O Errante não se incomodava. Até se entretinha com isso.

— Olhe ao redor — ele abriu os braços, indicado os arredores. — Estamos caminhando entre os resquícios do reino de K'ammur. Destroços que perduraram menos que as ruínas dos Antigos e que nesse ritmo perdurarão menos ainda. — Não soava trágico, pois falava com neutralidade. — Mas sim, devem ter nomeado para intimidar aventureiros, afinal, essa província é assim conhecida desde os primórdios. E agora mais do que nunca faz sentido.

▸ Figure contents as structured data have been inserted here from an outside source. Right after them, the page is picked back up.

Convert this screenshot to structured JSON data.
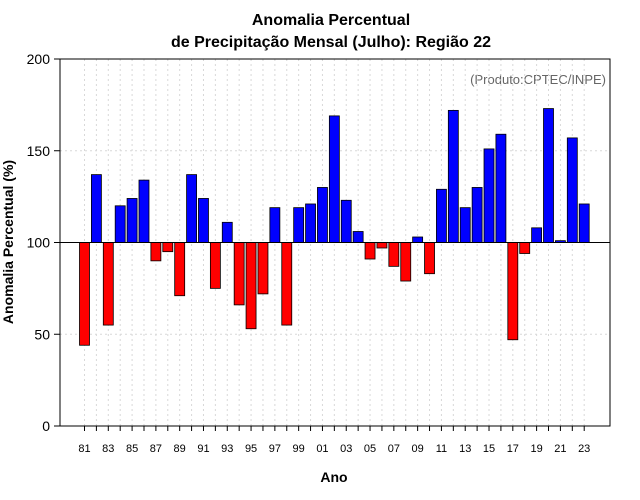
{
  "chart_data": {
    "type": "bar",
    "title_line1": "Anomalia Percentual",
    "title_line2": "de Precipitação Mensal (Julho): Região 22",
    "xlabel": "Ano",
    "ylabel": "Anomalia Percentual (%)",
    "credit": "(Produto:CPTEC/INPE)",
    "baseline": 100,
    "ylim": [
      0,
      200
    ],
    "yticks": [
      0,
      50,
      100,
      150,
      200
    ],
    "above_color": "#0000ff",
    "below_color": "#ff0000",
    "categories": [
      "81",
      "82",
      "83",
      "84",
      "85",
      "86",
      "87",
      "88",
      "89",
      "90",
      "91",
      "92",
      "93",
      "94",
      "95",
      "96",
      "97",
      "98",
      "99",
      "00",
      "01",
      "02",
      "03",
      "04",
      "05",
      "06",
      "07",
      "08",
      "09",
      "10",
      "11",
      "12",
      "13",
      "14",
      "15",
      "16",
      "17",
      "18",
      "19",
      "20",
      "21",
      "22",
      "23"
    ],
    "xtick_labels": [
      "81",
      "83",
      "85",
      "87",
      "89",
      "91",
      "93",
      "95",
      "97",
      "99",
      "01",
      "03",
      "05",
      "07",
      "09",
      "11",
      "13",
      "15",
      "17",
      "19",
      "21",
      "23"
    ],
    "values": [
      44,
      137,
      55,
      120,
      124,
      134,
      90,
      95,
      71,
      137,
      124,
      75,
      111,
      66,
      53,
      72,
      119,
      55,
      119,
      121,
      130,
      169,
      123,
      106,
      91,
      97,
      87,
      79,
      103,
      83,
      129,
      172,
      119,
      130,
      151,
      159,
      47,
      94,
      108,
      173,
      101,
      157,
      121
    ]
  }
}
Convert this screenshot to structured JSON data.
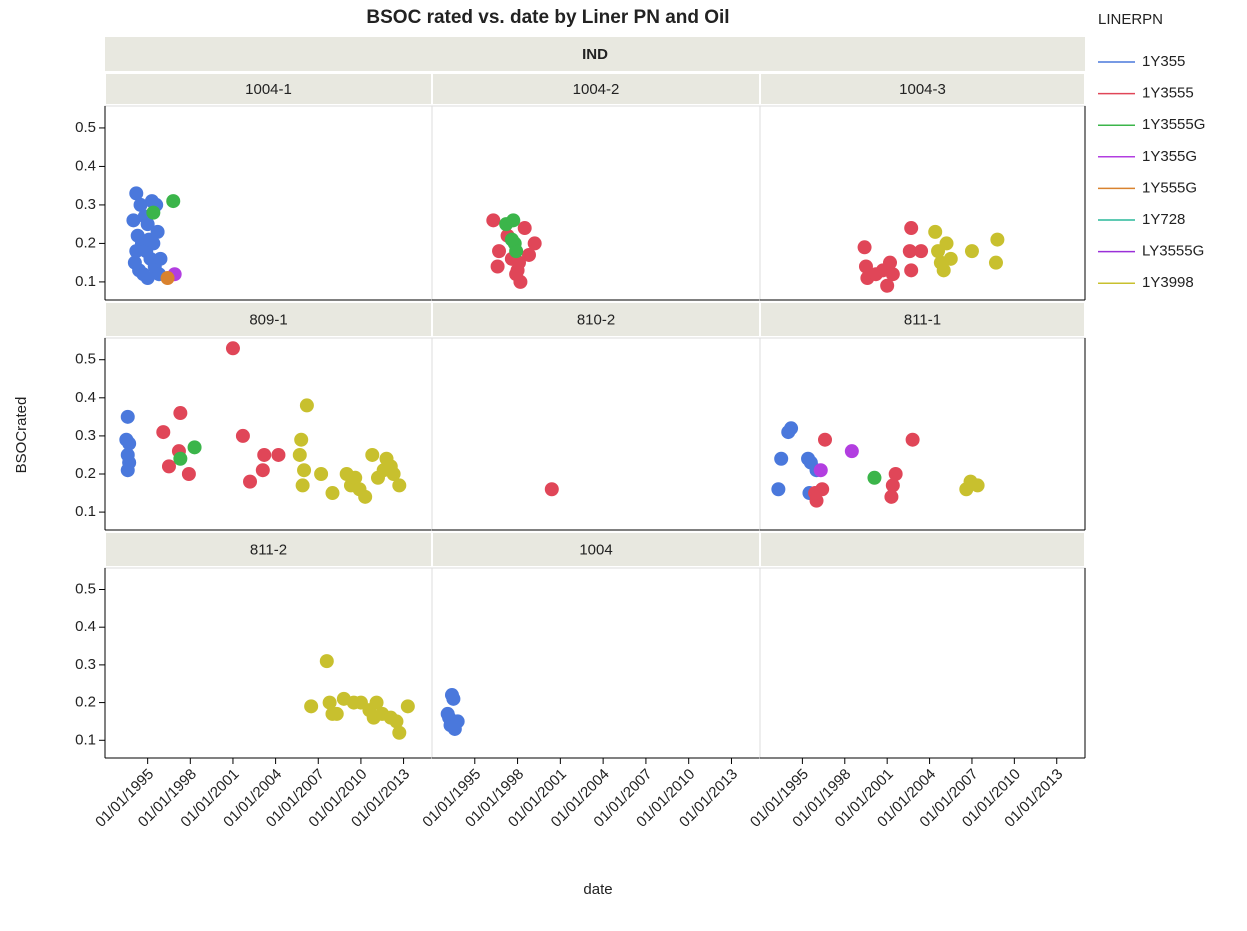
{
  "chart_data": {
    "type": "scatter",
    "title": "BSOC rated vs. date by Liner PN and Oil",
    "group_label": "IND",
    "x_label": "date",
    "y_label": "BSOCrated",
    "xlim": [
      1992,
      2015
    ],
    "xticks": [
      {
        "value": 1995,
        "label": "01/01/1995"
      },
      {
        "value": 1998,
        "label": "01/01/1998"
      },
      {
        "value": 2001,
        "label": "01/01/2001"
      },
      {
        "value": 2004,
        "label": "01/01/2004"
      },
      {
        "value": 2007,
        "label": "01/01/2007"
      },
      {
        "value": 2010,
        "label": "01/01/2010"
      },
      {
        "value": 2013,
        "label": "01/01/2013"
      }
    ],
    "ylim": [
      0.053,
      0.557
    ],
    "yticks": [
      0.1,
      0.2,
      0.3,
      0.4,
      0.5
    ],
    "legend": {
      "title": "LINERPN",
      "items": [
        {
          "name": "1Y355",
          "color": "#4a78dc"
        },
        {
          "name": "1Y3555",
          "color": "#e04658"
        },
        {
          "name": "1Y3555G",
          "color": "#3bb54a"
        },
        {
          "name": "1Y355G",
          "color": "#b23ee0"
        },
        {
          "name": "1Y555G",
          "color": "#d9822e"
        },
        {
          "name": "1Y728",
          "color": "#2ab89a"
        },
        {
          "name": "LY3555G",
          "color": "#9a2fd8"
        },
        {
          "name": "1Y3998",
          "color": "#c8c02e"
        }
      ]
    },
    "panels": [
      {
        "title": "1004-1",
        "series": [
          {
            "name": "1Y355",
            "x": [
              1994.2,
              1994.5,
              1994.8,
              1995.0,
              1995.3,
              1995.6,
              1994.0,
              1994.3,
              1994.6,
              1994.9,
              1995.2,
              1995.5,
              1995.8,
              1994.1,
              1994.4,
              1994.7,
              1995.0,
              1995.4,
              1995.7,
              1994.2,
              1995.1,
              1995.9
            ],
            "values": [
              0.33,
              0.3,
              0.27,
              0.25,
              0.31,
              0.3,
              0.26,
              0.22,
              0.2,
              0.18,
              0.16,
              0.14,
              0.12,
              0.15,
              0.13,
              0.12,
              0.11,
              0.2,
              0.23,
              0.18,
              0.21,
              0.16
            ]
          },
          {
            "name": "1Y3555G",
            "x": [
              1995.4,
              1996.8
            ],
            "values": [
              0.28,
              0.31
            ]
          },
          {
            "name": "1Y355G",
            "x": [
              1996.9
            ],
            "values": [
              0.12
            ]
          },
          {
            "name": "1Y555G",
            "x": [
              1996.4
            ],
            "values": [
              0.11
            ]
          }
        ]
      },
      {
        "title": "1004-2",
        "series": [
          {
            "name": "1Y3555",
            "x": [
              1996.3,
              1996.7,
              1996.6,
              1997.3,
              1997.6,
              1998.0,
              1998.2,
              1998.5,
              1998.8,
              1999.2,
              1997.9,
              1998.1
            ],
            "values": [
              0.26,
              0.18,
              0.14,
              0.22,
              0.16,
              0.13,
              0.1,
              0.24,
              0.17,
              0.2,
              0.12,
              0.15
            ]
          },
          {
            "name": "1Y3555G",
            "x": [
              1997.2,
              1997.7,
              1997.8,
              1997.9,
              1997.6
            ],
            "values": [
              0.25,
              0.26,
              0.2,
              0.18,
              0.21
            ]
          }
        ]
      },
      {
        "title": "1004-3",
        "series": [
          {
            "name": "1Y3555",
            "x": [
              1999.4,
              1999.5,
              1999.6,
              2000.2,
              2000.7,
              2001.0,
              2001.2,
              2001.4,
              2002.7,
              2002.6,
              2002.7,
              2003.4
            ],
            "values": [
              0.19,
              0.14,
              0.11,
              0.12,
              0.13,
              0.09,
              0.15,
              0.12,
              0.24,
              0.18,
              0.13,
              0.18
            ]
          },
          {
            "name": "1Y3998",
            "x": [
              2004.4,
              2004.6,
              2004.8,
              2005.0,
              2005.2,
              2005.5,
              2007.0,
              2008.8,
              2008.7
            ],
            "values": [
              0.23,
              0.18,
              0.15,
              0.13,
              0.2,
              0.16,
              0.18,
              0.21,
              0.15
            ]
          }
        ]
      },
      {
        "title": "809-1",
        "series": [
          {
            "name": "1Y355",
            "x": [
              1993.6,
              1993.5,
              1993.7,
              1993.6,
              1993.7,
              1993.6
            ],
            "values": [
              0.35,
              0.29,
              0.28,
              0.25,
              0.23,
              0.21
            ]
          },
          {
            "name": "1Y3555",
            "x": [
              1996.1,
              1996.5,
              1997.3,
              1997.2,
              1997.9,
              2001.0,
              2001.7,
              2002.2,
              2003.1,
              2003.2,
              2004.2
            ],
            "values": [
              0.31,
              0.22,
              0.36,
              0.26,
              0.2,
              0.53,
              0.3,
              0.18,
              0.21,
              0.25,
              0.25
            ]
          },
          {
            "name": "1Y3555G",
            "x": [
              1997.3,
              1998.3
            ],
            "values": [
              0.24,
              0.27
            ]
          },
          {
            "name": "1Y3998",
            "x": [
              2005.7,
              2005.8,
              2006.0,
              2005.9,
              2006.2,
              2007.2,
              2008.0,
              2009.0,
              2009.3,
              2009.6,
              2009.9,
              2010.3,
              2010.8,
              2011.2,
              2011.6,
              2011.8,
              2012.1,
              2012.3,
              2012.7
            ],
            "values": [
              0.25,
              0.29,
              0.21,
              0.17,
              0.38,
              0.2,
              0.15,
              0.2,
              0.17,
              0.19,
              0.16,
              0.14,
              0.25,
              0.19,
              0.21,
              0.24,
              0.22,
              0.2,
              0.17
            ]
          }
        ]
      },
      {
        "title": "810-2",
        "series": [
          {
            "name": "1Y3555",
            "x": [
              2000.4
            ],
            "values": [
              0.16
            ]
          }
        ]
      },
      {
        "title": "811-1",
        "series": [
          {
            "name": "1Y355",
            "x": [
              1993.3,
              1993.5,
              1994.0,
              1994.2,
              1995.4,
              1995.6,
              1995.5,
              1996.0
            ],
            "values": [
              0.16,
              0.24,
              0.31,
              0.32,
              0.24,
              0.23,
              0.15,
              0.21
            ]
          },
          {
            "name": "1Y3555",
            "x": [
              1996.0,
              1996.4,
              1996.6,
              1995.9,
              2001.3,
              2001.4,
              2001.6,
              2002.8
            ],
            "values": [
              0.13,
              0.16,
              0.29,
              0.15,
              0.14,
              0.17,
              0.2,
              0.29
            ]
          },
          {
            "name": "1Y355G",
            "x": [
              1996.3,
              1998.5
            ],
            "values": [
              0.21,
              0.26
            ]
          },
          {
            "name": "1Y3555G",
            "x": [
              2000.1
            ],
            "values": [
              0.19
            ]
          },
          {
            "name": "1Y3998",
            "x": [
              2006.6,
              2006.9,
              2007.4
            ],
            "values": [
              0.16,
              0.18,
              0.17
            ]
          }
        ]
      },
      {
        "title": "811-2",
        "series": [
          {
            "name": "1Y3998",
            "x": [
              2006.5,
              2007.6,
              2007.8,
              2008.0,
              2008.3,
              2008.8,
              2009.5,
              2010.0,
              2010.6,
              2010.9,
              2011.1,
              2011.5,
              2012.1,
              2012.5,
              2012.7,
              2013.3
            ],
            "values": [
              0.19,
              0.31,
              0.2,
              0.17,
              0.17,
              0.21,
              0.2,
              0.2,
              0.18,
              0.16,
              0.2,
              0.17,
              0.16,
              0.15,
              0.12,
              0.19
            ]
          }
        ]
      },
      {
        "title": "1004",
        "series": [
          {
            "name": "1Y355",
            "x": [
              1993.4,
              1993.5,
              1993.2,
              1993.3,
              1993.6,
              1993.8,
              1993.1
            ],
            "values": [
              0.22,
              0.21,
              0.16,
              0.14,
              0.13,
              0.15,
              0.17
            ]
          }
        ]
      }
    ]
  }
}
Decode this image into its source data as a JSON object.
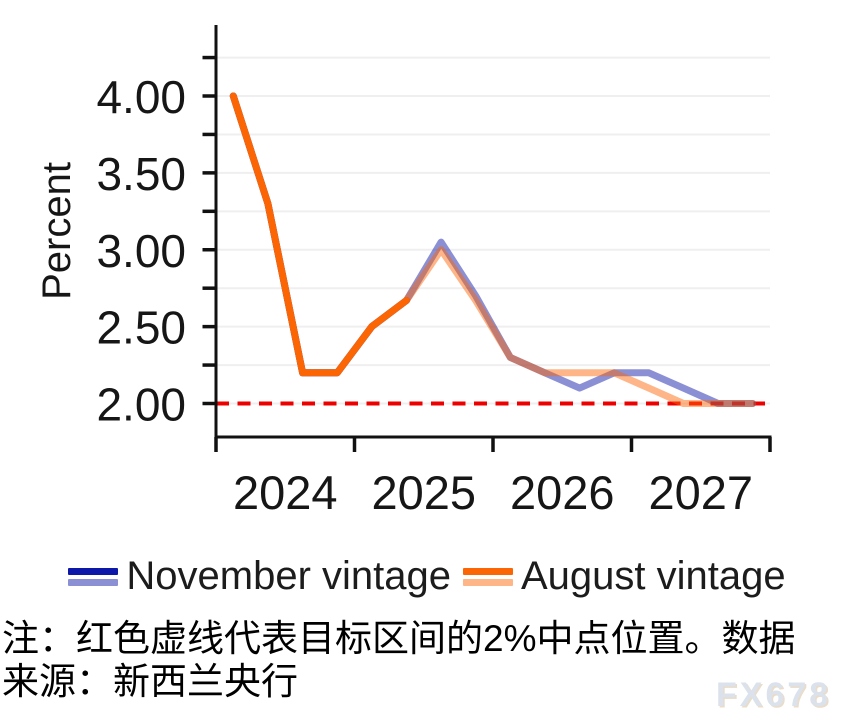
{
  "chart_data": {
    "type": "line",
    "title": "",
    "ylabel": "Percent",
    "unit": "%",
    "x_year_labels": [
      "2024",
      "2025",
      "2026",
      "2027"
    ],
    "quarters": [
      "2024Q1",
      "2024Q2",
      "2024Q3",
      "2024Q4",
      "2025Q1",
      "2025Q2",
      "2025Q3",
      "2025Q4",
      "2026Q1",
      "2026Q2",
      "2026Q3",
      "2026Q4",
      "2027Q1",
      "2027Q2",
      "2027Q3",
      "2027Q4"
    ],
    "series": [
      {
        "name": "November vintage",
        "color": "#0d17a8",
        "forecast_opacity": 0.48,
        "forecast_start_index": 5,
        "values": [
          4.0,
          3.3,
          2.2,
          2.2,
          2.5,
          2.67,
          3.05,
          2.7,
          2.3,
          2.2,
          2.1,
          2.2,
          2.2,
          2.1,
          2.0,
          2.0
        ]
      },
      {
        "name": "August vintage",
        "color": "#fc6504",
        "forecast_opacity": 0.48,
        "forecast_start_index": 5,
        "values": [
          4.0,
          3.3,
          2.2,
          2.2,
          2.5,
          2.67,
          3.0,
          2.67,
          2.3,
          2.2,
          2.2,
          2.2,
          2.1,
          2.0,
          2.0,
          2.0
        ]
      }
    ],
    "reference_line": {
      "value": 2.0,
      "color": "#ed0000",
      "style": "dashed"
    },
    "y_axis": {
      "ticks": [
        2.0,
        2.25,
        2.5,
        2.75,
        3.0,
        3.25,
        3.5,
        3.75,
        4.0,
        4.25
      ],
      "labeled_ticks": [
        "2.00",
        "2.50",
        "3.00",
        "3.50",
        "4.00"
      ],
      "range_shown": [
        1.8,
        4.45
      ]
    },
    "grid": "horizontal",
    "gridline_color": "#efefef",
    "legend_position": "bottom"
  },
  "note": {
    "lines": [
      "注：红色虚线代表目标区间的2%中点位置。数据",
      "来源：新西兰央行"
    ]
  },
  "watermark": "FX678"
}
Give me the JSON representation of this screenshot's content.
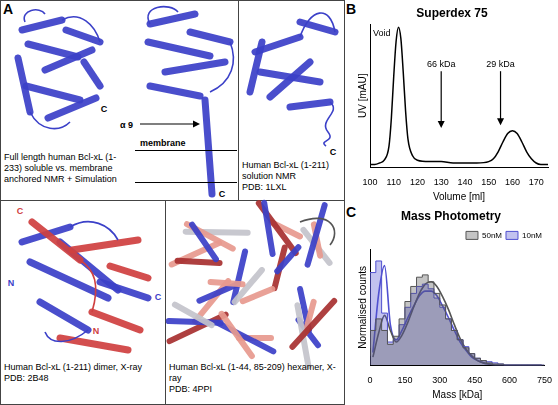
{
  "panel_a": {
    "panel": "A",
    "cells": [
      {
        "caption": "Full length human Bcl-xL (1-233) soluble vs. membrane anchored NMR + Simulation",
        "labels": [
          "C",
          "α 9",
          "membrane",
          "C"
        ]
      },
      {
        "caption": "Human Bcl-xL (1-211) solution NMR",
        "pdb": "PDB: 1LXL",
        "labels": [
          "C"
        ]
      },
      {
        "caption": "Human Bcl-xL (1-211) dimer, X-ray",
        "pdb": "PDB: 2B48",
        "labels": [
          "C",
          "N",
          "C",
          "N"
        ]
      },
      {
        "caption": "Human Bcl-xL (1-44, 85-209) hexamer, X-ray",
        "pdb": "PDB: 4PPI",
        "labels": []
      }
    ]
  },
  "chart_data": [
    {
      "panel": "B",
      "type": "line",
      "title": "Superdex 75",
      "x_label": "Volume [ml]",
      "y_label": "UV [mAU]",
      "x": [
        100,
        102,
        104,
        106,
        108,
        109,
        110,
        111,
        112,
        113,
        114,
        115,
        116,
        118,
        120,
        125,
        130,
        135,
        140,
        145,
        150,
        152,
        154,
        156,
        158,
        160,
        162,
        164,
        166,
        168,
        170,
        172,
        175
      ],
      "values": [
        2,
        2,
        3,
        5,
        15,
        35,
        65,
        90,
        100,
        92,
        68,
        40,
        20,
        8,
        5,
        4,
        4,
        3,
        3,
        3,
        4,
        6,
        11,
        18,
        24,
        26,
        24,
        18,
        11,
        6,
        3,
        2,
        2
      ],
      "color": "#000000",
      "xlim": [
        100,
        175
      ],
      "xticks": [
        100,
        110,
        120,
        130,
        140,
        150,
        160,
        170
      ],
      "ylim": [
        0,
        102
      ],
      "tick_labels": "x",
      "grid": false,
      "annotations": [
        {
          "text": "Void",
          "x": 105,
          "y": 92
        },
        {
          "text": "66 kDa",
          "x": 130,
          "y": 70,
          "arrow_to": 28
        },
        {
          "text": "29 kDa",
          "x": 155,
          "y": 70,
          "arrow_to": 30
        }
      ]
    },
    {
      "panel": "C",
      "type": "histogram",
      "title": "Mass Photometry",
      "x_label": "Mass [kDa]",
      "y_label": "Normalised counts",
      "bins": [
        0,
        25,
        50,
        75,
        100,
        125,
        150,
        175,
        200,
        225,
        250,
        275,
        300,
        325,
        350,
        375,
        400,
        425,
        450,
        475,
        500,
        525,
        550,
        575,
        600,
        625,
        650,
        675,
        700,
        725,
        750
      ],
      "series": [
        {
          "name": "50nM",
          "color": "#555555",
          "values": [
            8,
            30,
            40,
            30,
            18,
            25,
            40,
            55,
            68,
            76,
            78,
            72,
            62,
            52,
            40,
            30,
            22,
            15,
            10,
            6,
            4,
            2,
            1,
            1,
            0,
            0,
            0,
            0,
            0,
            0
          ],
          "fit": [
            7,
            28,
            43,
            30,
            20,
            26,
            37,
            50,
            62,
            70,
            72,
            68,
            59,
            48,
            35,
            23,
            14,
            8,
            4,
            2,
            1,
            0,
            0,
            0,
            0,
            0,
            0,
            0,
            0,
            0
          ]
        },
        {
          "name": "10nM",
          "color": "#5050d0",
          "values": [
            15,
            80,
            90,
            45,
            20,
            22,
            35,
            50,
            62,
            68,
            70,
            66,
            58,
            50,
            40,
            30,
            22,
            16,
            10,
            6,
            4,
            3,
            2,
            1,
            0,
            0,
            0,
            0,
            0,
            0
          ],
          "fit": [
            11,
            62,
            86,
            35,
            22,
            30,
            41,
            51,
            60,
            64,
            64,
            60,
            51,
            41,
            30,
            20,
            13,
            7,
            4,
            2,
            1,
            0,
            0,
            0,
            0,
            0,
            0,
            0,
            0,
            0
          ]
        }
      ],
      "xlim": [
        0,
        750
      ],
      "xticks": [
        0,
        150,
        300,
        450,
        600,
        750
      ],
      "ylim": [
        0,
        100
      ],
      "tick_labels": "x",
      "grid": false,
      "legend": "upper right"
    }
  ]
}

Imyram trazia o mago por uma corda presa às amarras dos pulsos. A boca não estava mais com a mordaça para calá-lo — o seuriano desistira de proferir insultos e se mantinha na quietude. Os que vissem a cena poderiam interpretar como um escravo, mas também como um criminoso e era como essa segunda imagem que esperavam passar dentro da cidade para que não fossem parados e questionados.